Forest Whitaker stars as Jeronicus Jangle. His rival, Gustafson, is played by Keegan-Michael Key. Madalen Mills portrays Journey, the toymaker’s granddaughter. The ensemble case also features Hugh Bonneville as Mr. Delacroix, Anika Noni Rose as Jessica, Lisa Davina Phillip as Ms. Johnston, and Kieron L. Dyer as Edison. Ricky Martin provides the voice of Don Juan Diego, an animated toy.

It's difficult to ignore some similarities between “Jingle Jangle” and 1971’s “Willy Wonka & the Chocolate Factory.” It’s as if Wonka’s rival Arthur Slugworth somehow infiltrated the factory, pilfered all the candy recipes and incited an Oompa-Loompa rebellion. If that sounds bleak and a little depressing – well, it should. The first half of “Jingle Jangle,” after everything spirals out of control for Jeronicus, is a bit dreary. By the time his granddaughter meets him, he has deteriorated into a miserable pessimist. Furthermore, he does not seem to recognize that his inability to escape his chronic despair stems from his own stubbornness and vanity. When others encourage him, he shuns them. When hope emerges, he sweeps it back into the shadows.

Fortunately, his granddaughter has inherited his ingenuity and his intractability. She keeps pestering him, keeps chipping away at the wall he has constructed no matter how much he tries to discourage her.

“Jingle Jangle” is a good story, but it’s a clunky one. The film opens with a grandmother (Phylicia Rashad) sitting by the fireside with her grandchildren who ask for a story. Instead of a well-known Christmas fable, she decides to recount the tale of Jeronicus. From time to time, the grandmother’s narration provides signposts for viewers or summarizes events to keep younger audience members up to speed.

Musical numbers come and go rather abruptly, not always synching well with the story. The action doesn’t always flow smoothly and the connection between spoken dialogue and song doesn’t always feel organic. Still, the choreography is often spectacular, even if it isn’t necessarily clear how the song and dance enhances the scene.

If all this sounds negative, I apologize. In fact, “Jingle Jangle” has a fine story buried beneath layers of chaos and saccharine schmaltziness. Whitaker is outstanding in his role. Mills, too, is fabulous. Even Key does a wonderful job of making Gustafson unlikeable one moment and just a tad tragic the next.

“Jingle Jangle” offers plenty of valuable lessons, not the least of which is the importance of nurturing creativity. Beyond that, it reminds viewers of the importance of family and community and encourages people to believe in themselves. In an era of rampant bullying and terminal self-doubt, any movie that inspires confidence and self-esteem is worth a closer look. It may exploit a few clichés, but it still captures a bit of seasonal magic.

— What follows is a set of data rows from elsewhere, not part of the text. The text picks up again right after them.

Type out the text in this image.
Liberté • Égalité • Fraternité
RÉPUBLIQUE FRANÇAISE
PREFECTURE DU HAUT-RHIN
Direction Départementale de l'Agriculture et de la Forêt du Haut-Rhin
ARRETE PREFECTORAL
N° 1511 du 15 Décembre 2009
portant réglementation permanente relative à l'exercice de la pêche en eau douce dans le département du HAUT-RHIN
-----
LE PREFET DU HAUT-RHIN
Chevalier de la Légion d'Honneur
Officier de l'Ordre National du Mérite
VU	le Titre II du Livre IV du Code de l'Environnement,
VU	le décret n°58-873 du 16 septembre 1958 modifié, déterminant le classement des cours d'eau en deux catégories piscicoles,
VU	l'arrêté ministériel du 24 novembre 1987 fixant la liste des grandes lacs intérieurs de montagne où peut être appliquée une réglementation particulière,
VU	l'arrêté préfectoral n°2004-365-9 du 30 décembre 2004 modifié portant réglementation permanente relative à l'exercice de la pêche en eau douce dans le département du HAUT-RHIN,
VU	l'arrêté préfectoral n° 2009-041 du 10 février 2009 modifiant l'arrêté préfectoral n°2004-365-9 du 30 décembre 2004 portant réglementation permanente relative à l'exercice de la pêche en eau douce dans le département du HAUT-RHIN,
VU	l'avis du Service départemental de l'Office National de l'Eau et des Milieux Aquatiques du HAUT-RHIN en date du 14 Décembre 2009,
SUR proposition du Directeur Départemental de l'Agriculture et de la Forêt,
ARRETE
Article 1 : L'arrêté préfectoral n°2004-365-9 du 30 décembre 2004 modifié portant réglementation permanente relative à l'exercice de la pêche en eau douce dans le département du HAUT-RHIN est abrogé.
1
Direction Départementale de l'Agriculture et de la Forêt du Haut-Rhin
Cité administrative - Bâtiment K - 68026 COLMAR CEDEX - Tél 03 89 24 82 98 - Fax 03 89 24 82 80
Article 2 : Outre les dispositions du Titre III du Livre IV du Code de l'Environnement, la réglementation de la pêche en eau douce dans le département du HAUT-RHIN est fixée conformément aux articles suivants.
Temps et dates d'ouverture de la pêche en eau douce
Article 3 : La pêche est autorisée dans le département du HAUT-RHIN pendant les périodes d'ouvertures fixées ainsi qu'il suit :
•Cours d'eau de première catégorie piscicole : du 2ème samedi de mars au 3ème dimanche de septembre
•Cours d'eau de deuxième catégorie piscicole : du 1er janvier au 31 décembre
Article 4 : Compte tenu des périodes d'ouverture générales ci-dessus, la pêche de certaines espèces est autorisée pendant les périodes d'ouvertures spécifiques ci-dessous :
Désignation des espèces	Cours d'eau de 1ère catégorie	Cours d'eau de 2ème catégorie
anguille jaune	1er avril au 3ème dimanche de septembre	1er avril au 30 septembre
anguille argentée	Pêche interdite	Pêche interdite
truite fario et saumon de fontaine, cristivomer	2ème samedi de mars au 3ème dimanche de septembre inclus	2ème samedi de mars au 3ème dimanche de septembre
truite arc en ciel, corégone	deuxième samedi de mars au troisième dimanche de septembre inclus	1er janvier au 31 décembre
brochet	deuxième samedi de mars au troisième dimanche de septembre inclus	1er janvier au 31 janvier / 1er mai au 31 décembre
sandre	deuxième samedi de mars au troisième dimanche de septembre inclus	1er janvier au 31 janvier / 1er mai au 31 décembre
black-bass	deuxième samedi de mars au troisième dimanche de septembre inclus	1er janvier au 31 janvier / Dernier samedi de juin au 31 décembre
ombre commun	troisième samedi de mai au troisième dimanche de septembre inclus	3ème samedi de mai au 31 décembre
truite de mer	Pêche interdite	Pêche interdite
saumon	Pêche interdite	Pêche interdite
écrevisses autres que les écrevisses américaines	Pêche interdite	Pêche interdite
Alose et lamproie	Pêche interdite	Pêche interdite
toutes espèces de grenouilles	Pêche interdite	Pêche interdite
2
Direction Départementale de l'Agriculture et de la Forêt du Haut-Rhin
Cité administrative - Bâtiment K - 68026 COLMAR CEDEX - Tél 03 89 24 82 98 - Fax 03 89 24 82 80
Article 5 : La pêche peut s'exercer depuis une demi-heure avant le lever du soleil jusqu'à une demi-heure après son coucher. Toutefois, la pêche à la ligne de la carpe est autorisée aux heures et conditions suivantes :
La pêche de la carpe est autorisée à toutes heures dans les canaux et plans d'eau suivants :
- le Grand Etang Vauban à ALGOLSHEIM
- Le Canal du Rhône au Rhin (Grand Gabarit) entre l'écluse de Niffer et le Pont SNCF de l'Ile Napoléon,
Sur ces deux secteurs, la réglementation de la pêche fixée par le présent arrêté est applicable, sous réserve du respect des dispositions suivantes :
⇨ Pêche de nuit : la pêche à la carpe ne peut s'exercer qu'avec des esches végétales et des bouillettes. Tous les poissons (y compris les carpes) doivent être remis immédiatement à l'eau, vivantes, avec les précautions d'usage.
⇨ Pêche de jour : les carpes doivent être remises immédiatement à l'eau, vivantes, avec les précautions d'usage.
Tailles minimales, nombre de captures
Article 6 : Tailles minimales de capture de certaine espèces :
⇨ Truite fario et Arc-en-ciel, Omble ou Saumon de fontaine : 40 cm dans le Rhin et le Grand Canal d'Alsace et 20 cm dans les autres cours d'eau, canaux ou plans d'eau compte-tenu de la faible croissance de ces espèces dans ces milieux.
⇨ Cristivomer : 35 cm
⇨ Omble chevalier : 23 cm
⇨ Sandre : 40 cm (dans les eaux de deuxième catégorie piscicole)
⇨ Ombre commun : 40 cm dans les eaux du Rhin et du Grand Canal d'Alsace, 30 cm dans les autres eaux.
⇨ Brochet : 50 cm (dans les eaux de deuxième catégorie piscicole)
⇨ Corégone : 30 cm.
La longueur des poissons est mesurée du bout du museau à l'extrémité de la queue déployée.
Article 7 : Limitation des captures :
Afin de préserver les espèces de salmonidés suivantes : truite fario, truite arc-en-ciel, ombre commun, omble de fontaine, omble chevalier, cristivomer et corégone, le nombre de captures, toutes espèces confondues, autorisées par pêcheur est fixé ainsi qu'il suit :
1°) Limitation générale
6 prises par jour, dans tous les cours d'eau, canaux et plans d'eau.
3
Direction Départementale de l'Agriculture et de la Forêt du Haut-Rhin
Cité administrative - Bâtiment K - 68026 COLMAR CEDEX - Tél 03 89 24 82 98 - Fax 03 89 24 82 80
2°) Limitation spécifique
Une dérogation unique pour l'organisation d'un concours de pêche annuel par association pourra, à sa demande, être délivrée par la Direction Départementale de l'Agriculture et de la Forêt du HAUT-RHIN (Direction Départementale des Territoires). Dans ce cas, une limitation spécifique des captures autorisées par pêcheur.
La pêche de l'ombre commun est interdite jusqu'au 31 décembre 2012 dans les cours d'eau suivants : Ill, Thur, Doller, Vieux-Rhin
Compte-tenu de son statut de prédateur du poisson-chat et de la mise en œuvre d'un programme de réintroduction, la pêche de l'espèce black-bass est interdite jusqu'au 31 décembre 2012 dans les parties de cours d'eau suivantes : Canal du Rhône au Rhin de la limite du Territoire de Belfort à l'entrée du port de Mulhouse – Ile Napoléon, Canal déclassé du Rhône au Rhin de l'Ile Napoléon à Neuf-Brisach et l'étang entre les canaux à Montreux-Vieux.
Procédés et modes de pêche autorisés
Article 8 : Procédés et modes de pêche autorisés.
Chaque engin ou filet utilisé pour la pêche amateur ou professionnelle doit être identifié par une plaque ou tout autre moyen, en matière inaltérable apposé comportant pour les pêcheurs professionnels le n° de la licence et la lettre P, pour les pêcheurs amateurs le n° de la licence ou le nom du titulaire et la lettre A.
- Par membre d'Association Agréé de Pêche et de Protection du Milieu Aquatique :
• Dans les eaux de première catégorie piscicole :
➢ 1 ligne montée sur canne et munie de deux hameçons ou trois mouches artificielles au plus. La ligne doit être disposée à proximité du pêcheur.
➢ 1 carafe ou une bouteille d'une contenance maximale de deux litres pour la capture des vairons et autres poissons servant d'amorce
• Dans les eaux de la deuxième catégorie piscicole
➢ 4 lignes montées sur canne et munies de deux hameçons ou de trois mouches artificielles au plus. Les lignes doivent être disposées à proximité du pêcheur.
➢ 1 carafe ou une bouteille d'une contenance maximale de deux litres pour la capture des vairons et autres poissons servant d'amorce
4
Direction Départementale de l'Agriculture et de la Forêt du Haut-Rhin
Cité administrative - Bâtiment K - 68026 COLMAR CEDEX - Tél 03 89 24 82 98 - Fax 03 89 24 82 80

There’s a curious steampunk vibe at work in “Jingle Jangle.” The fantastical setting boasts an anachronistic Victorian aura, as if Charles Dickens had conferred with Steven Moffat on notes for the script. The plot practically pole-vaults from a Broadway style opening extravaganza to subdued suspense, and then from fast-paced action sequences to an emotional final act. It is severely overstuffed, but it still has heart. It’s a 20 pounds of peppermint bark and candy canes in a 5-pound stocking – but what kid is going to complain about that?

Will people still be watching “Jingle Jangle” decades from now as part of their holiday tradition? Nothing’s impossible if you believe, I suppose.